Wir sahen ein Pferdefuhrwerk, welches Gäste gegen Bezahlung mitnahm. Diesmal entschieden wir uns, nicht irgendwelche Abkürzungen zu laufen, sondern den bequemen Teerweg zu nehmen. Erst relativ weit unten wichen wir von diesem Vorsatz ab und gingen den Weg der alten Bobbahn.
Nach etwa 7 Stunden waren wir zurück am Fahrzeug, froh die Wanderschuhe abschnallen zu können. Leider war die Gaststätte Roter Bär, in die wir nach getaner Wanderung einkehren wollten geschlossen, aber wir genossen dafür eine leckere Pizza im La Capri.
Hexen haben wir keine tanzen sehen, aber ich kann mir sehr gut vorstellen, wie diese Legende entstanden ist. Sicher war der Wald hier früher sehr viel dichter und alles dunkler. Der Weg wird sicher beschwerlich gewesen sein…

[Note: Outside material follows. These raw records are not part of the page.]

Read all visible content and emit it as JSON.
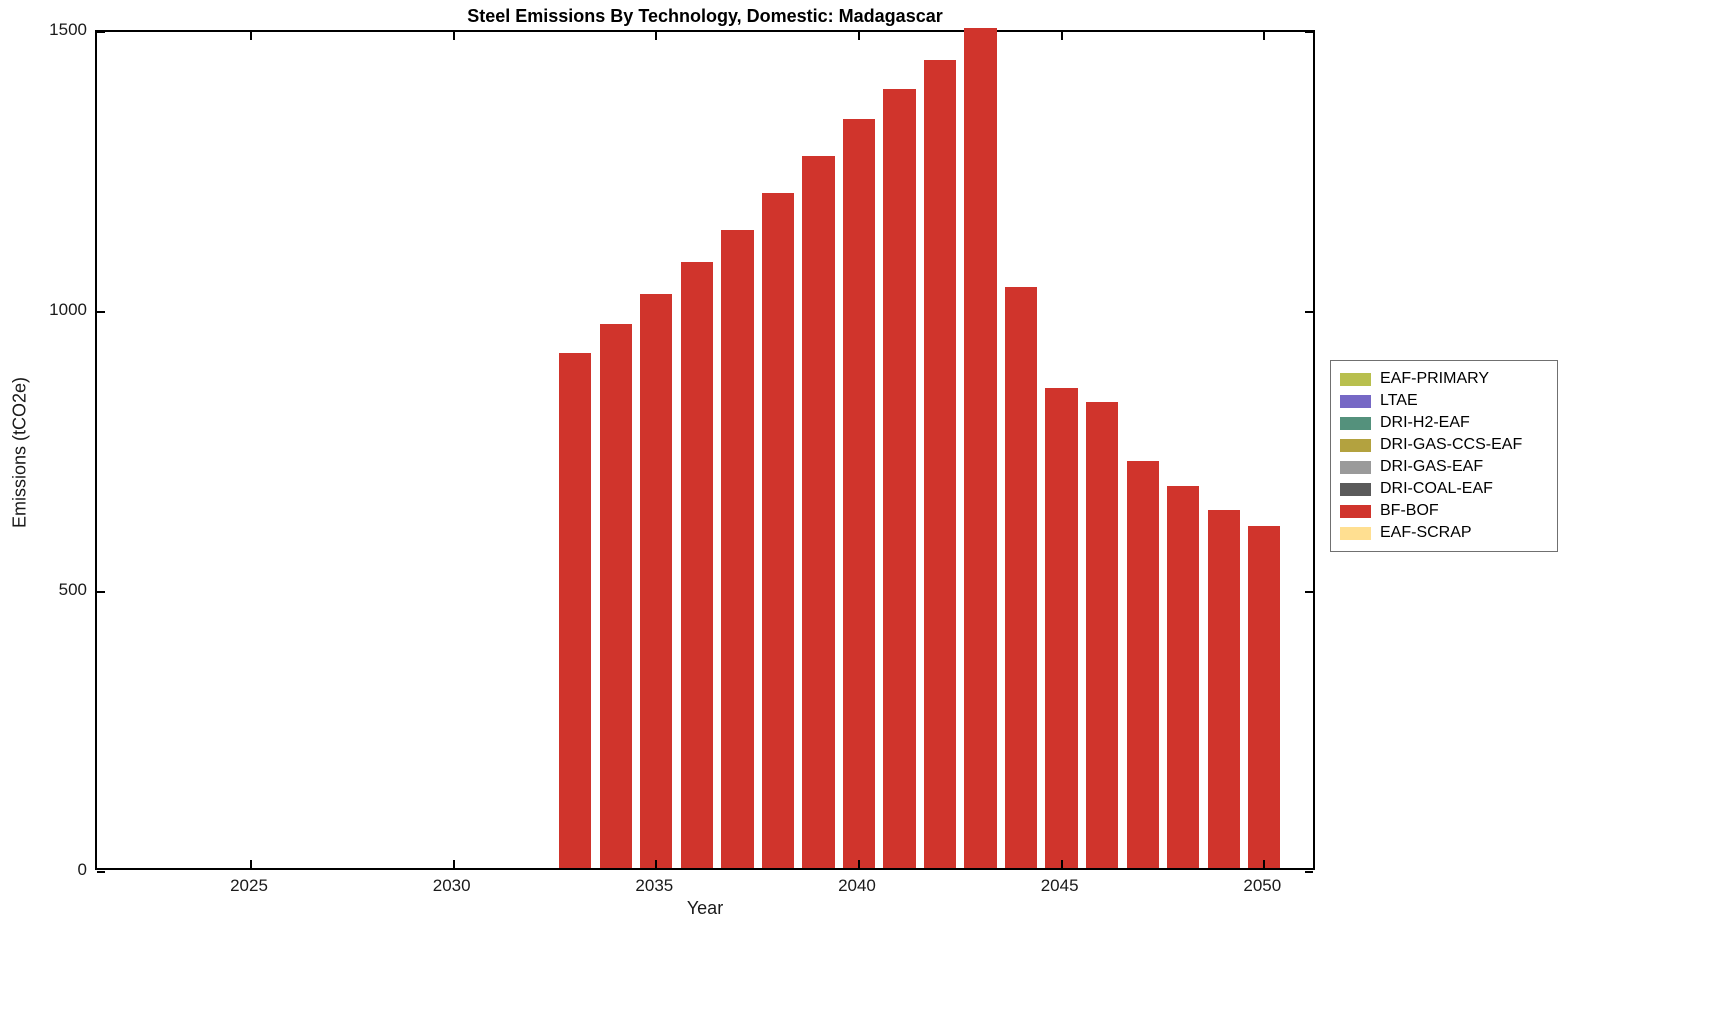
{
  "chart_data": {
    "type": "bar",
    "title": "Steel Emissions By Technology, Domestic: Madagascar",
    "xlabel": "Year",
    "ylabel": "Emissions (tCO2e)",
    "x": [
      2033,
      2034,
      2035,
      2036,
      2037,
      2038,
      2039,
      2040,
      2041,
      2042,
      2043,
      2044,
      2045,
      2046,
      2047,
      2048,
      2049,
      2050
    ],
    "series": [
      {
        "name": "BF-BOF",
        "color": "#d0342c",
        "values": [
          920,
          972,
          1025,
          1082,
          1140,
          1205,
          1272,
          1338,
          1392,
          1443,
          1500,
          1037,
          857,
          832,
          727,
          682,
          639,
          611
        ]
      }
    ],
    "xlim": [
      2021.2,
      2051.3
    ],
    "ylim": [
      0,
      1500
    ],
    "xticks": [
      2025,
      2030,
      2035,
      2040,
      2045,
      2050
    ],
    "yticks": [
      0,
      500,
      1000,
      1500
    ],
    "bar_width_years": 0.8,
    "grid": false,
    "axis_color": "#000000",
    "legend": {
      "position": "right-outside",
      "entries": [
        {
          "label": "EAF-PRIMARY",
          "color": "#b8bf4e"
        },
        {
          "label": "LTAE",
          "color": "#7668c5"
        },
        {
          "label": "DRI-H2-EAF",
          "color": "#54917c"
        },
        {
          "label": "DRI-GAS-CCS-EAF",
          "color": "#b3a23f"
        },
        {
          "label": "DRI-GAS-EAF",
          "color": "#9a9a9a"
        },
        {
          "label": "DRI-COAL-EAF",
          "color": "#5a5a5a"
        },
        {
          "label": "BF-BOF",
          "color": "#d0342c"
        },
        {
          "label": "EAF-SCRAP",
          "color": "#ffdf91"
        }
      ]
    }
  }
}
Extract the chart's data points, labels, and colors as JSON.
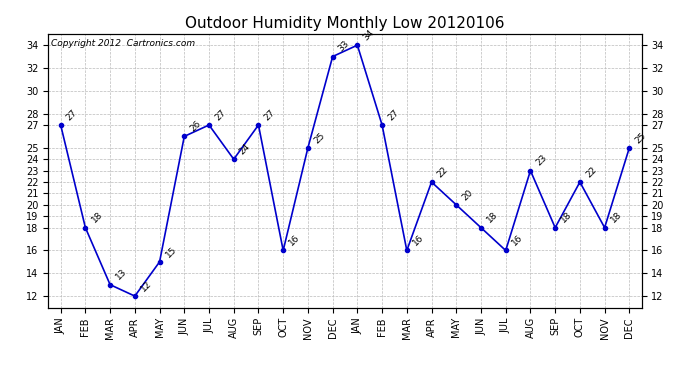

Hat euch mein Bericht gefallen? Dann freue ich mich, wenn ihr mir einen Kommentar hinterlasst, den Beitrag teilt oder auf Pinterest pinnt. Welchen Traum habt ihr euch erfüllt? Erzählt mir davon.
Liebe Liane,
Die Brockenbahn finde ich ja so herrlich nostalgisch! Im Harz war ich bisher nur einmal im Schullandheim. Da wird es doch mal wieder Zeit!
Viele Grüße von Sanne
Meine Eltern waren früher viel im Harz. Es lohnt wirklich.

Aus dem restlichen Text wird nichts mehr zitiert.